More engagement,less cage. I'd also try to find him a dog pal. At his age,with proper exercise,he should be able to be open kenneled. At 8 months,my GSDs were all open kenneled with no problems.


----------



## WIBackpacker (Jan 9, 2014)

Secretariat said:


> If I may ask, what is a", Watch Me<' command?
> Thanks.


It's a command that tells your dog, "Look me in the eye - Keep your gaze there - I don't care what else is going on - Keep your eyes on mine."

It's straightforward to train. At first you mark/reward the moment the puppy/dog makes eye contact instead of staring at a treat or toy in your hand, and then you can start to build duration and add distractions.

There are good Youtube videos that demonstrate what I typed above, and threads on this site as well.

--------

In response to your general question -

My personal opinion is that this breed bonds with deeper and deeper intensity as they do difficult, challenging things together with their person, over time.


----------



## WateryTart (Sep 25, 2013)

WIBackpacker said:


> It's a command that tells your dog, "Look me in the eye - Keep your gaze there - I don't care what else is going on - Keep your eyes on mine."
> 
> It's straightforward to train. At first you mark/reward the moment the puppy/dog makes eye contact instead of staring at a treat or toy in your hand, and then you can start to build duration and add distractions.
> 
> ...


Yup. Keep it lighthearted and fun. "Groucho, watch me." *dog makes eye contact* "Yes, good watch! Good boy!" *give treat* Use plenty of enthusiasm and make the sessions short at first. When we started playing the name game (say dog's name, goal is for dog's head to automatically whip around to you the second s/he hears that name), I'd keep it to ten reps and treated every single time. I wanted her to LOVE it.
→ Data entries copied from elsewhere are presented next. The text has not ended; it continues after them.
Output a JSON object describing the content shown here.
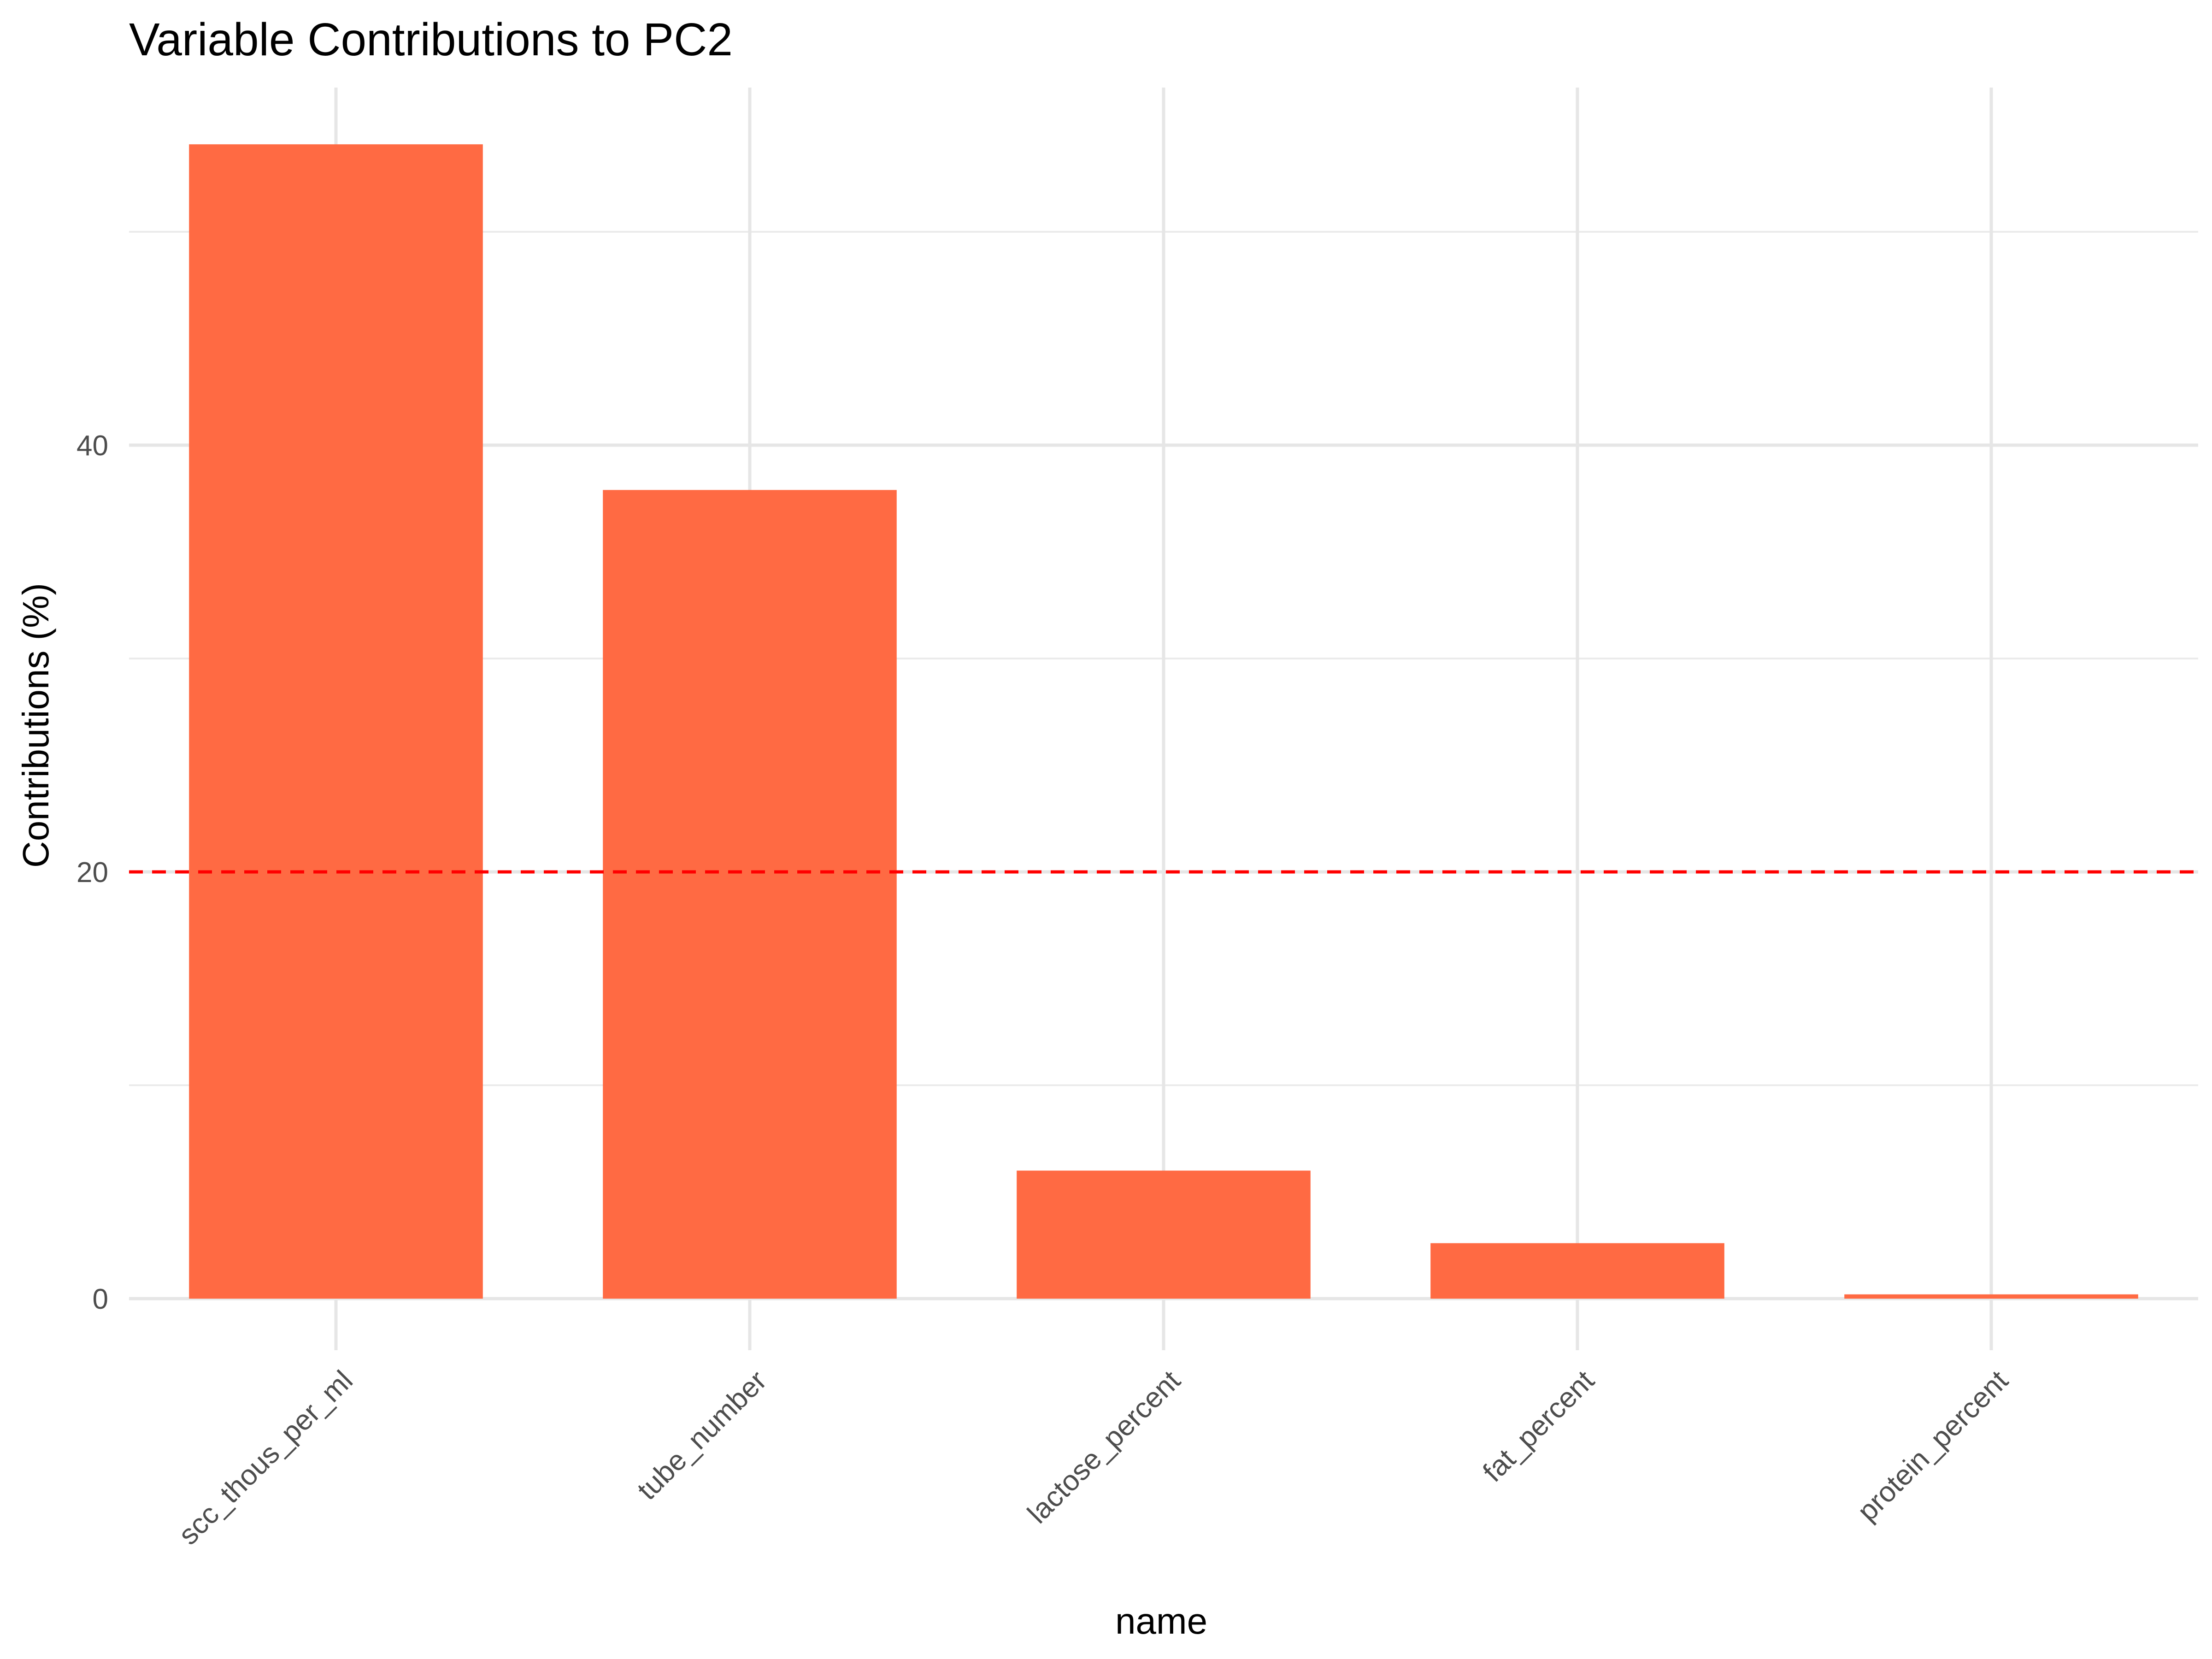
{
  "chart_data": {
    "type": "bar",
    "title": "Variable Contributions to PC2",
    "xlabel": "name",
    "ylabel": "Contributions (%)",
    "categories": [
      "scc_thous_per_ml",
      "tube_number",
      "lactose_percent",
      "fat_percent",
      "protein_percent"
    ],
    "values": [
      54.1,
      37.9,
      6.0,
      2.6,
      0.2
    ],
    "ylim": [
      -2.6,
      56.8
    ],
    "y_ticks": [
      0,
      20,
      40
    ],
    "y_minor_ticks": [
      10,
      30,
      50
    ],
    "reference_line": {
      "y": 20,
      "style": "dashed",
      "color": "#ff0000"
    },
    "bar_color": "#ff6a43",
    "grid": true,
    "legend": "none"
  }
}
And I totally agree on the challenges. You don't have to title them in anything in order to do that, but it helped me a lot to set goals or challenge myself to try something new with her. Our bond was pretty good because I've had her from puppyhood, but it really changed when we had been in Nosework for a session or two. I noticed a marked difference in her willingness to be affectionate and silly with me. You have to do something meaningful with them, and it can be a sport or class, but it doesn't have to be. We play a lot, and she gets walks, and I do training sessions in the evenings to keep us in practice. But things like choosing to put the smartphone down and walking away from the TV to sit next to her on the floor when we're not doing those things - that means something to her also. She doesn't even necessarily want to be played with or pet during those times (although she will almost always perk up and run to retrieve a toy if I ask her to play, and belly rubs are high value currency around here). She just wants her people with her, and she's smart enough to realize that I'm choosing to spend time to just be with her.


----------



## WembleyDogsUK (Jul 13, 2016)

> there is no excitement in him to see me


There's a saying: What you give - it's what you get. In order to bond with a male dog you should play games interesting for him, playing his way (you have to learn how), that is: searching ( walking), hunting (finding objects in different environments) and fighting ( could be a tug game). Dogs aren't interested in balls, they are interested in game.


----------



## wolfy dog (Aug 1, 2012)

WembleyDogsUK said:


> Dogs aren't interested in balls, they are interested in game.


Where did you get that information?


----------



## CarrieJo (Oct 1, 2016)

Mine not till I had her for 14weeks. All of a sudden she came up to me and loved on me. Who knows. I think it was because she wasn't cared for till I got her. Couldyou imagine your mom or the owners not let him get enough food so probably doesn't usually take that long. 

Mine was only 1.88 pounds at 4 or 5 weeks old. Just a tiny bit over birth weight if I read up right.


----------



## Devon idle (5 mo ago)

Hi
I’ve been the proud owner of 5 GSD before my recent rescue of a 6 year old girl.
I firmly believe in the two week shutdown. Just my girl & me ( hubby & cat) no visitors, no dog parks no over stimulation. Lots of time & attention, chatting away to her usually about neighbours 😉 plenty of play, lots of exploring of our large garden. I have a sofa for her in the next bedroom, but Im happy for her to sleep in our room. It really is about time & building a relationship… routine is good but these dogs will reward you with total devotion with lots of love .. keep going it’s truly rewarding.


----------



## Sunsilver (Apr 8, 2014)

PSSST - Devon, this is a 12 year old thread.


----------



## Devon idle (5 mo ago)

Sunsilver said:


> PSSST - Devon, this is a 12 year old thread.


😏 I’m always late to the party…😂


----------